I am working with a ByteArrayInputStream
that contains an XML document consisting of one element with a large base 64 encoded string as the content of the element. I need to remove the surrounding tags so I can decode the text and output it as a pdf document.
What is the most efficient way to do this?
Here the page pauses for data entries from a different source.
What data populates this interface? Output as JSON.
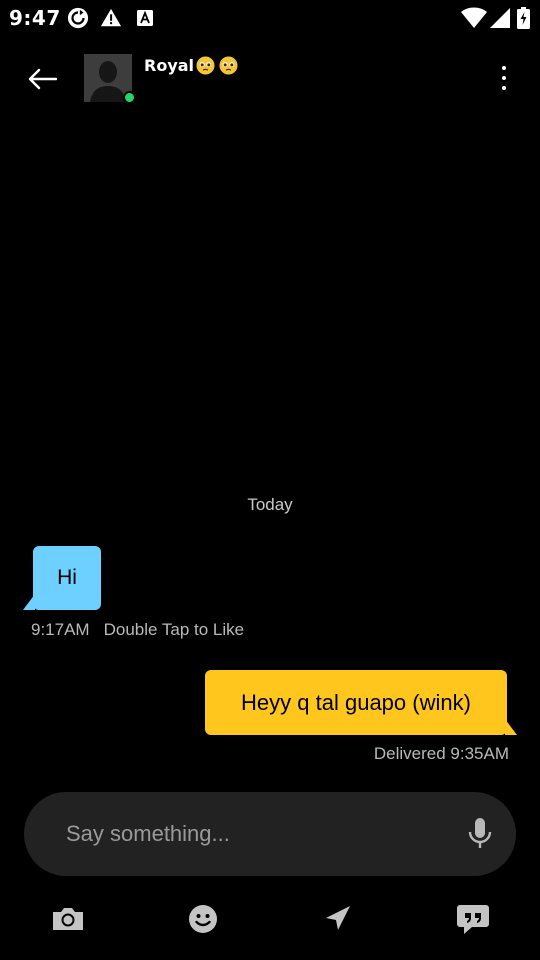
{
  "status_bar": {
    "time": "9:47",
    "icons": [
      "sync-icon",
      "warning-icon",
      "keyboard-a-icon",
      "wifi-icon",
      "signal-icon",
      "battery-icon"
    ]
  },
  "header": {
    "back_icon": "arrow-left-icon",
    "contact_name": "Royal",
    "name_emojis": [
      "pleading-face-emoji",
      "pleading-face-emoji"
    ],
    "online": true,
    "more_icon": "more-vertical-icon"
  },
  "conversation": {
    "date_separator": "Today",
    "messages": [
      {
        "direction": "incoming",
        "text": "Hi",
        "time": "9:17AM",
        "hint": "Double Tap to Like"
      },
      {
        "direction": "outgoing",
        "text": "Heyy q tal guapo (wink)",
        "status": "Delivered 9:35AM"
      }
    ]
  },
  "composer": {
    "placeholder": "Say something...",
    "value": "",
    "mic_icon": "microphone-icon"
  },
  "toolbar": {
    "items": [
      "camera-icon",
      "emoji-icon",
      "send-location-icon",
      "quote-bubble-icon"
    ]
  },
  "colors": {
    "background": "#000000",
    "incoming_bubble": "#6ed0ff",
    "outgoing_bubble": "#ffc61e",
    "composer_bg": "#222222",
    "online": "#22d66a",
    "meta_text": "#b9b9b9"
  }
}
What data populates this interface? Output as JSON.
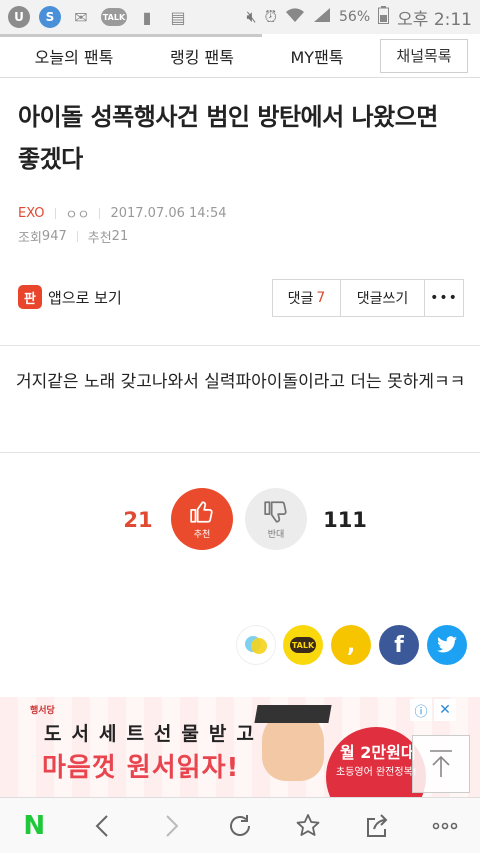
{
  "status_bar": {
    "icons": [
      "u-icon",
      "s-icon",
      "mail-icon",
      "talk-icon",
      "sim-icon",
      "clipboard-icon",
      "mute-icon",
      "alarm-icon",
      "wifi-icon",
      "signal-icon"
    ],
    "battery": "56%",
    "time": "오후 2:11"
  },
  "tabs": {
    "today": "오늘의 팬톡",
    "ranking": "랭킹 팬톡",
    "my": "MY팬톡",
    "channel_list": "채널목록"
  },
  "post": {
    "title": "아이돌 성폭행사건 범인 방탄에서 나왔으면 좋겠다",
    "board": "EXO",
    "author": "ㅇㅇ",
    "date": "2017.07.06 14:54",
    "views_label": "조회",
    "views": "947",
    "recommend_label": "추천",
    "recommend": "21",
    "body": "거지같은 노래 갖고나와서 실력파아이돌이라고 더는 못하게ㅋㅋ"
  },
  "actions": {
    "app_icon_text": "판",
    "app_view": "앱으로 보기",
    "comments_label": "댓글",
    "comments_count": "7",
    "write_comment": "댓글쓰기",
    "more": "•••"
  },
  "votes": {
    "up_count": "21",
    "up_label": "추천",
    "down_label": "반대",
    "down_count": "111"
  },
  "share": {
    "kakaostory": "kakaostory-icon",
    "kakaotalk_text": "TALK",
    "kakaopage_text": ",",
    "facebook_text": "f",
    "twitter": "twitter-icon"
  },
  "ad": {
    "brand": "행서당",
    "line1": "도서세트선물받고",
    "line2": "마음껏 원서읽자!",
    "circle1": "월 2만원대",
    "circle2": "초등영어 완전정복!",
    "info": "ⓘ",
    "close": "✕"
  },
  "toolbar": {
    "home": "N"
  },
  "colors": {
    "accent": "#e04a32",
    "vote_up": "#ea4b2c",
    "naver_green": "#1fc83a"
  }
}
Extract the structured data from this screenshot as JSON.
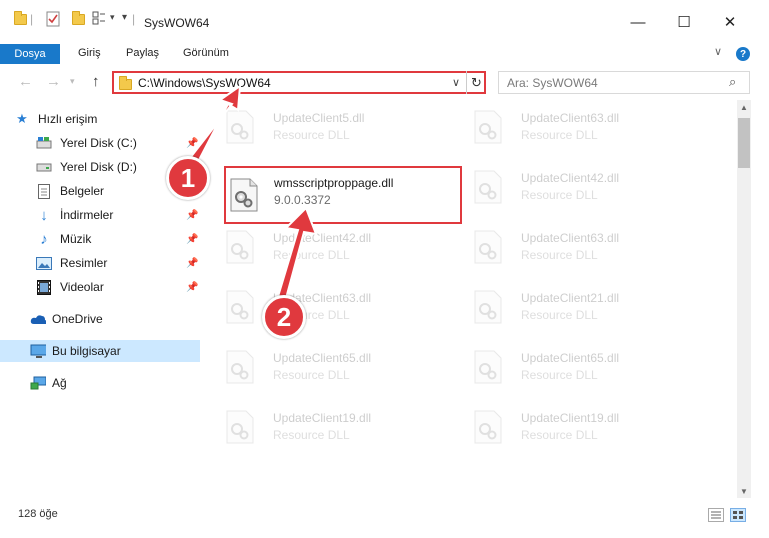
{
  "window": {
    "title": "SysWOW64",
    "minimize_glyph": "—",
    "maximize_glyph": "☐",
    "close_glyph": "✕"
  },
  "ribbon": {
    "tabs": [
      "Dosya",
      "Giriş",
      "Paylaş",
      "Görünüm"
    ],
    "help_glyph": "?",
    "accent": "#1979ca"
  },
  "navigation": {
    "back_glyph": "←",
    "forward_glyph": "→",
    "up_glyph": "↑",
    "address": "C:\\Windows\\SysWOW64",
    "refresh_glyph": "↻",
    "search_placeholder": "Ara: SysWOW64",
    "search_glyph": "⌕"
  },
  "sidebar": {
    "items": [
      {
        "label": "Hızlı erişim",
        "icon": "star-icon",
        "pinned": false,
        "selected": false
      },
      {
        "label": "Yerel Disk (C:)",
        "icon": "drive-icon",
        "pinned": true,
        "selected": false
      },
      {
        "label": "Yerel Disk (D:)",
        "icon": "drive-icon",
        "pinned": true,
        "selected": false
      },
      {
        "label": "Belgeler",
        "icon": "document-icon",
        "pinned": true,
        "selected": false
      },
      {
        "label": "İndirmeler",
        "icon": "download-icon",
        "pinned": true,
        "selected": false
      },
      {
        "label": "Müzik",
        "icon": "music-icon",
        "pinned": true,
        "selected": false
      },
      {
        "label": "Resimler",
        "icon": "pictures-icon",
        "pinned": true,
        "selected": false
      },
      {
        "label": "Videolar",
        "icon": "video-icon",
        "pinned": true,
        "selected": false
      },
      {
        "label": "OneDrive",
        "icon": "cloud-icon",
        "pinned": false,
        "selected": false
      },
      {
        "label": "Bu bilgisayar",
        "icon": "computer-icon",
        "pinned": false,
        "selected": true
      },
      {
        "label": "Ağ",
        "icon": "network-icon",
        "pinned": false,
        "selected": false
      }
    ]
  },
  "files": {
    "faded_left": [
      {
        "name": "UpdateClient5.dll",
        "sub": "Resource DLL"
      },
      {
        "name": "UpdateClient42.dll",
        "sub": "Resource DLL"
      },
      {
        "name": "UpdateClient63.dll",
        "sub": "Resource DLL"
      },
      {
        "name": "UpdateClient65.dll",
        "sub": "Resource DLL"
      },
      {
        "name": "UpdateClient19.dll",
        "sub": "Resource DLL"
      }
    ],
    "faded_right": [
      {
        "name": "UpdateClient63.dll",
        "sub": "Resource DLL"
      },
      {
        "name": "UpdateClient42.dll",
        "sub": "Resource DLL"
      },
      {
        "name": "UpdateClient63.dll",
        "sub": "Resource DLL"
      },
      {
        "name": "UpdateClient21.dll",
        "sub": "Resource DLL"
      },
      {
        "name": "UpdateClient65.dll",
        "sub": "Resource DLL"
      },
      {
        "name": "UpdateClient19.dll",
        "sub": "Resource DLL"
      }
    ],
    "highlighted": {
      "name": "wmsscriptproppage.dll",
      "version": "9.0.0.3372"
    }
  },
  "status": {
    "item_count": "128 öğe"
  },
  "annotations": {
    "badge_1": "1",
    "badge_2": "2",
    "color": "#e0393e"
  }
}
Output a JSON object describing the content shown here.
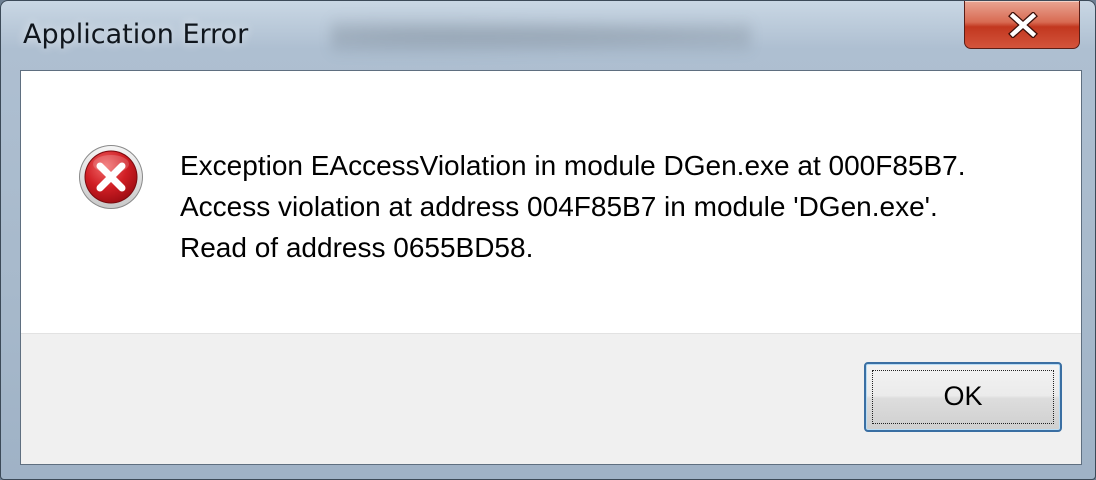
{
  "window": {
    "title": "Application Error",
    "close_icon": "close-x-icon"
  },
  "dialog": {
    "icon": "error-icon",
    "message_lines": [
      "Exception EAccessViolation in module DGen.exe at 000F85B7.",
      "Access violation at address 004F85B7 in module 'DGen.exe'.",
      "Read of address 0655BD58."
    ],
    "ok_label": "OK"
  },
  "colors": {
    "close_button": "#c7432b",
    "error_icon_red": "#c8141c",
    "footer_background": "#f0f0f0",
    "focus_border": "#3a6fa3"
  }
}
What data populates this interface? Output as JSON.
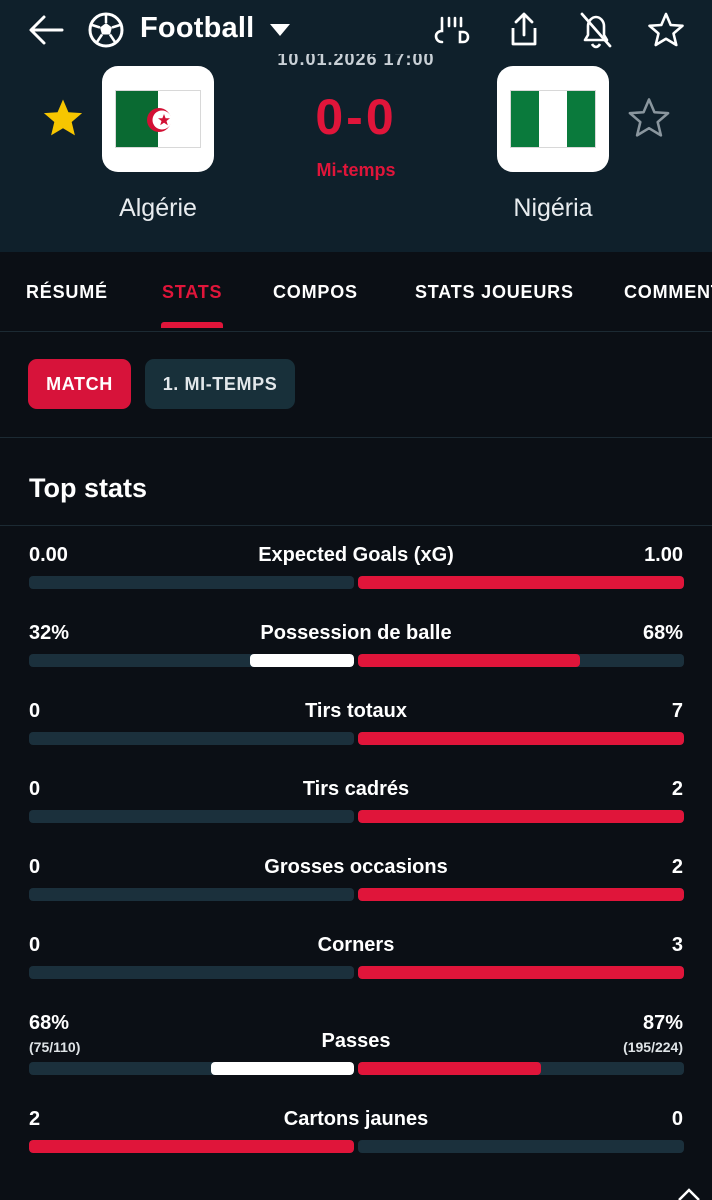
{
  "header": {
    "sport_title": "Football",
    "match_date": "10.01.2026 17:00",
    "score": "0-0",
    "status": "Mi-temps"
  },
  "teams": {
    "home": {
      "name": "Algérie",
      "favorite": true
    },
    "away": {
      "name": "Nigéria",
      "favorite": false
    }
  },
  "tabs": [
    {
      "label": "RÉSUMÉ",
      "active": false
    },
    {
      "label": "STATS",
      "active": true
    },
    {
      "label": "COMPOS",
      "active": false
    },
    {
      "label": "STATS JOUEURS",
      "active": false
    },
    {
      "label": "COMMENTAIRES",
      "active": false
    }
  ],
  "filters": [
    {
      "label": "MATCH",
      "active": true
    },
    {
      "label": "1. MI-TEMPS",
      "active": false
    }
  ],
  "section": {
    "title": "Top stats"
  },
  "colors": {
    "accent": "#e0153a",
    "bar_home_neutral": "#ffffff",
    "track": "#1b303c"
  },
  "stats": [
    {
      "label": "Expected Goals (xG)",
      "home": "0.00",
      "away": "1.00",
      "home_share": 0.0,
      "away_share": 1.0,
      "leader": "away"
    },
    {
      "label": "Possession de balle",
      "home": "32%",
      "away": "68%",
      "home_share": 0.32,
      "away_share": 0.68,
      "leader": "away"
    },
    {
      "label": "Tirs totaux",
      "home": "0",
      "away": "7",
      "home_share": 0.0,
      "away_share": 1.0,
      "leader": "away"
    },
    {
      "label": "Tirs cadrés",
      "home": "0",
      "away": "2",
      "home_share": 0.0,
      "away_share": 1.0,
      "leader": "away"
    },
    {
      "label": "Grosses occasions",
      "home": "0",
      "away": "2",
      "home_share": 0.0,
      "away_share": 1.0,
      "leader": "away"
    },
    {
      "label": "Corners",
      "home": "0",
      "away": "3",
      "home_share": 0.0,
      "away_share": 1.0,
      "leader": "away"
    },
    {
      "label": "Passes",
      "home": "68%",
      "away": "87%",
      "home_sub": "(75/110)",
      "away_sub": "(195/224)",
      "home_share": 0.44,
      "away_share": 0.56,
      "leader": "away"
    },
    {
      "label": "Cartons jaunes",
      "home": "2",
      "away": "0",
      "home_share": 1.0,
      "away_share": 0.0,
      "leader": "home"
    }
  ]
}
My knee-jerk reaction is to read the stream into a byte
array, find the end of the start tag, find the beginning of the end tag and then copy the middle part into another byte
array; but this seems rather inefficient and the text I am working with can be large at times (128KB). I would like a way to do this without the extra byte
arrays.
Do your search and conversion while you are reading the stream.
// find the start tag
byte[] startTag = new byte[]{'<', 't', 'a', 'g', '>'};
int fnd = 0;
int tmp = 0;
while((tmp = stream.read()) != -1) {
if(tmp == startTag[fnd])
fnd++;
else
fnd=0;
if(fnd == startTage.size()) break;
}
// get base64 bytes
while(true) {
int a = stream.read();
int b = stream.read();
int c = stream.read();
int d = stream.read();
byte o1,o2,o3; // output bytes
if(a == -1 || a == '<') break;
//
...
outputStream.write(o1);
outputStream.write(o2);
outputStream.write(o3);
}
note The above was written in my web browser, so syntax errors may exist.